For Heidi Malizia, a junior majoring in biology, it was the first time she was tested for HIV other than for donating blood. Students are not as aware as they should be of AIDS and sexually transmitted diseases because they often don't get beyond the sexual education they receive in high school, she said.
“A lot are very afraid to get tested because they are afraid of the results,” Malizia said.
About 70 students went to the Student Center between 10 a.m. and 2 p.m. Thursday to get tested for HIV, according to Heather Eastman-Mueller, curriculum coordinator for SHAPE and instructor for the Women’s and Gender Studies class. Last year, about 100 people were tested.
Cale Mitchell, executive director of Rain-Central Missouri, said he was pleased with the turnout, taking into consideration that many people are still reluctant to get tested.
Rain works with HIV patients across 37 counties in north-central Missouri, trying to connect people with health care. The organization works with about 400 people who have been diagnosed with HIV, Mitchell said.
There were 451 people living with HIV last year in 33 of the counties in north-central Missouri, according to the Missouri Department of Health and Senior Services. The number has grown every year since 2001, when there were 310 cases of HIV in those counties.
The increase is explained by the new HIV cases that add up every year and not necessarily by the increase in life expectancy, Mitchell said. “Certainly, life expectancy is longer than ever before, but we do continue to see new cases on a regular basis,” he said.

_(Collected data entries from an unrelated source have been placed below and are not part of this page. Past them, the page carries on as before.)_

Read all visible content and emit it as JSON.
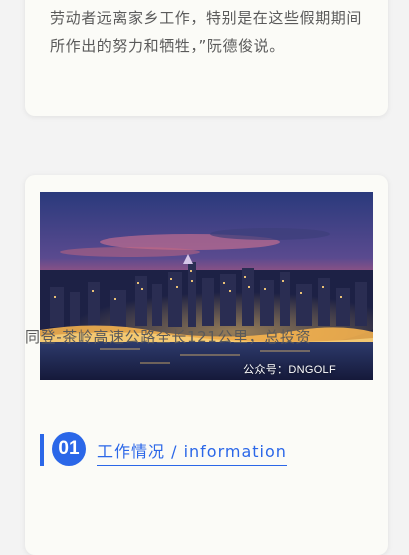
{
  "top_card": {
    "paragraph": "劳动者远离家乡工作，特别是在这些假期期间所作出的努力和牺牲，”阮德俊说。"
  },
  "bottom_card": {
    "photo": {
      "subject": "city-skyline-night-photo",
      "watermark": "公众号：DNGOLF"
    },
    "section": {
      "number": "01",
      "title": "工作情况 /  information",
      "accent_color": "#2b67e8"
    },
    "paragraph": "同登-茶岭高速公路全长121公里，总投资"
  }
}
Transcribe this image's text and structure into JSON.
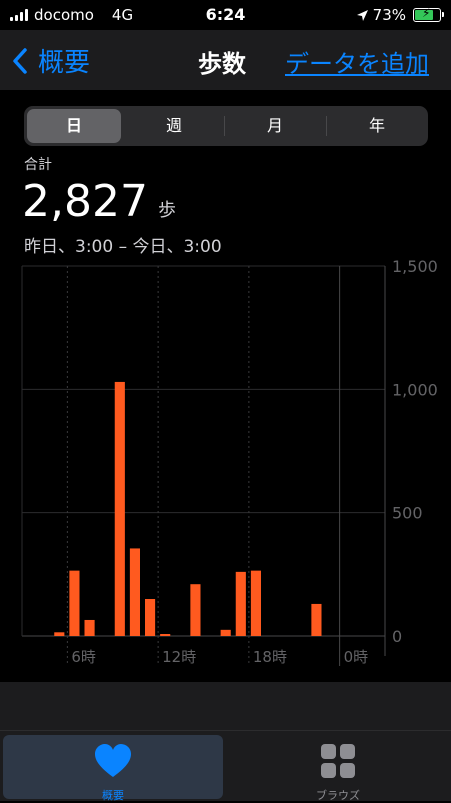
{
  "status": {
    "carrier": "docomo",
    "network": "4G",
    "time": "6:24",
    "battery": "73%",
    "battery_level": 0.73
  },
  "nav": {
    "back_label": "概要",
    "title": "歩数",
    "add_label": "データを追加"
  },
  "segments": [
    "日",
    "週",
    "月",
    "年"
  ],
  "summary": {
    "label": "合計",
    "value": "2,827",
    "unit": "歩",
    "range": "昨日、3:00 – 今日、3:00"
  },
  "chart_data": {
    "type": "bar",
    "x": [
      3,
      4,
      5,
      6,
      7,
      8,
      9,
      10,
      11,
      12,
      13,
      14,
      15,
      16,
      17,
      18,
      19,
      20,
      21,
      22,
      23,
      0,
      1,
      2
    ],
    "x_ticks": [
      "6時",
      "12時",
      "18時",
      "0時"
    ],
    "values": [
      0,
      0,
      15,
      265,
      65,
      0,
      1030,
      355,
      150,
      5,
      0,
      210,
      0,
      25,
      260,
      265,
      0,
      0,
      0,
      130,
      0,
      0,
      0,
      0
    ],
    "ylim": [
      0,
      1500
    ],
    "y_ticks": [
      "1,500",
      "1,000",
      "500",
      "0"
    ],
    "bar_color": "#ff5a1f"
  },
  "tabs": [
    {
      "label": "概要",
      "icon": "heart-icon"
    },
    {
      "label": "ブラウズ",
      "icon": "grid-icon"
    }
  ]
}
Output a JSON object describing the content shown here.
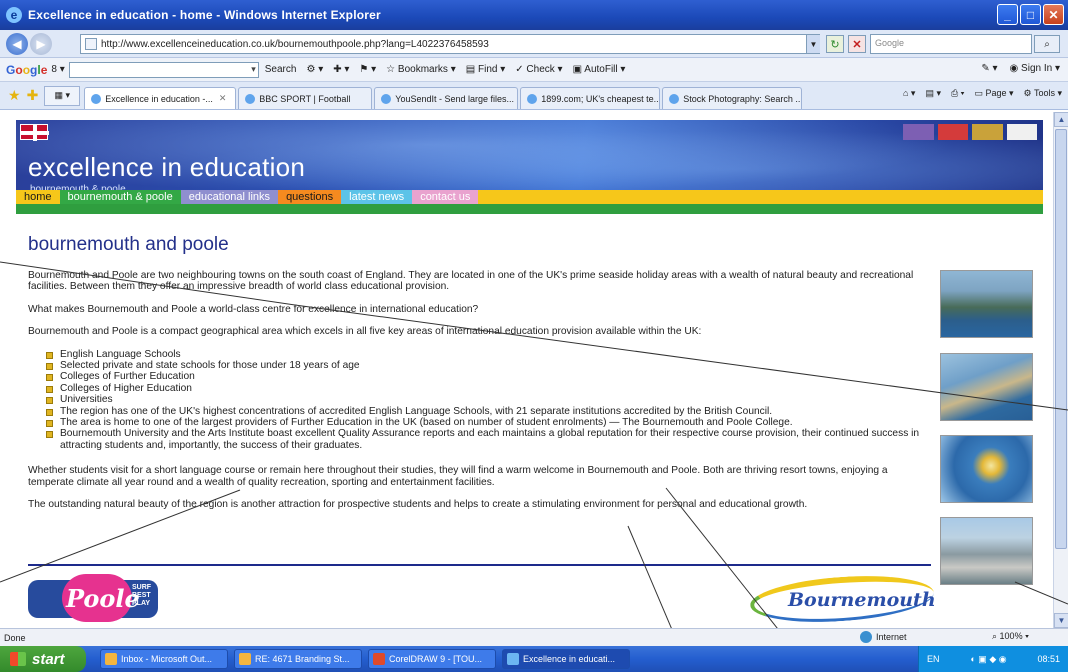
{
  "window": {
    "title": "Excellence in education - home - Windows Internet Explorer",
    "buttons": [
      "_",
      "□",
      "✕"
    ]
  },
  "addressbar": {
    "url": "http://www.excellenceineducation.co.uk/bournemouthpoole.php?lang=L4022376458593",
    "search_placeholder": "Google"
  },
  "google_toolbar": {
    "search_label": "Search",
    "bookmarks": "Bookmarks",
    "find": "Find",
    "check": "Check",
    "autofill": "AutoFill",
    "sign_in": "Sign In"
  },
  "tabs": [
    {
      "label": "Excellence in education -...",
      "active": true
    },
    {
      "label": "BBC SPORT | Football",
      "active": false
    },
    {
      "label": "YouSendIt - Send large files...",
      "active": false
    },
    {
      "label": "1899.com; UK's cheapest te...",
      "active": false
    },
    {
      "label": "Stock Photography: Search ...",
      "active": false
    }
  ],
  "command_bar": {
    "page": "Page",
    "tools": "Tools"
  },
  "site": {
    "title": "excellence in education",
    "subtitle": "bournemouth & poole",
    "nav": [
      "home",
      "bournemouth & poole",
      "educational links",
      "questions",
      "latest news",
      "contact us"
    ],
    "heading": "bournemouth and poole",
    "para1": "Bournemouth and Poole are two neighbouring towns on the south coast of England. They are located in one of the UK's prime seaside holiday areas with a wealth of natural beauty and recreational facilities. Between them they offer an impressive breadth of world class educational provision.",
    "para2": "What makes Bournemouth and Poole a world-class centre for excellence in international education?",
    "para3": "Bournemouth and Poole is a compact geographical area which excels in all five key areas of international education provision available within the UK:",
    "list": [
      "English Language Schools",
      "Selected private and state schools for those under 18 years of age",
      "Colleges of Further Education",
      "Colleges of Higher Education",
      "Universities",
      "The region has one of the UK's highest concentrations of accredited English Language Schools, with 21 separate institutions accredited by the British Council.",
      "The area is home to one of the largest providers of Further Education in the UK (based on number of student enrolments) — The Bournemouth and Poole College.",
      "Bournemouth University and the Arts Institute boast excellent Quality Assurance reports and each maintains a global reputation for their respective course provision, their continued success in attracting students and, importantly, the success of their graduates."
    ],
    "para4": "Whether students visit for a short language course or remain here throughout their studies, they will find a warm welcome in Bournemouth and Poole. Both are thriving resort towns, enjoying a temperate climate all year round and a wealth of quality recreation, sporting and entertainment facilities.",
    "para5": "The outstanding natural beauty of the region is another attraction for prospective students and helps to create a stimulating environment for personal and educational growth.",
    "poole_logo_text": "Poole",
    "poole_tagline": "SURF BEST PLAY",
    "bournemouth_logo_text": "Bournemouth"
  },
  "statusbar": {
    "status": "Done",
    "zone": "Internet",
    "zoom": "100%"
  },
  "taskbar": {
    "start": "start",
    "tasks": [
      {
        "label": "Inbox - Microsoft Out...",
        "active": false
      },
      {
        "label": "RE: 4671 Branding St...",
        "active": false
      },
      {
        "label": "CorelDRAW 9 - [TOU...",
        "active": false
      },
      {
        "label": "Excellence in educati...",
        "active": true
      }
    ],
    "lang": "EN",
    "clock": "08:51"
  }
}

There were 10 new cases of HIV in Boone County in 2010. Over the past four years, the number of new cases ranged from seven to 10.
All the people that Rain assists have low or no incomes and are under-insured or not insured, Mitchell said.
The organization also works with college campuses.
“There are not a lot of HIV cases, but there are a lot of STD cases,” Mitchell said. “That also means they (students) are not protecting themselves. If they are exposed to STD, they are exposed to anything.”
World Aids Day acts as a reminder for people to get tested, Eastman-Mueller said. “It’s like with breast cancer," she said. "You know, I’ve been putting off getting a mammogram, I know I need it, why not go and do it now?”
The Columbia/Boone County Department of Public Health and Human Services offers free HIV testing. It is available by appointment Thursday mornings or at a walk-in clinic from 1 to 4 p.m. Thursday.
Rain provides free HIV testing Monday through Friday at its office, 1123 Wilkes Blvd. Suite 250.
The Student Health Center also provides HIV testing for a fee.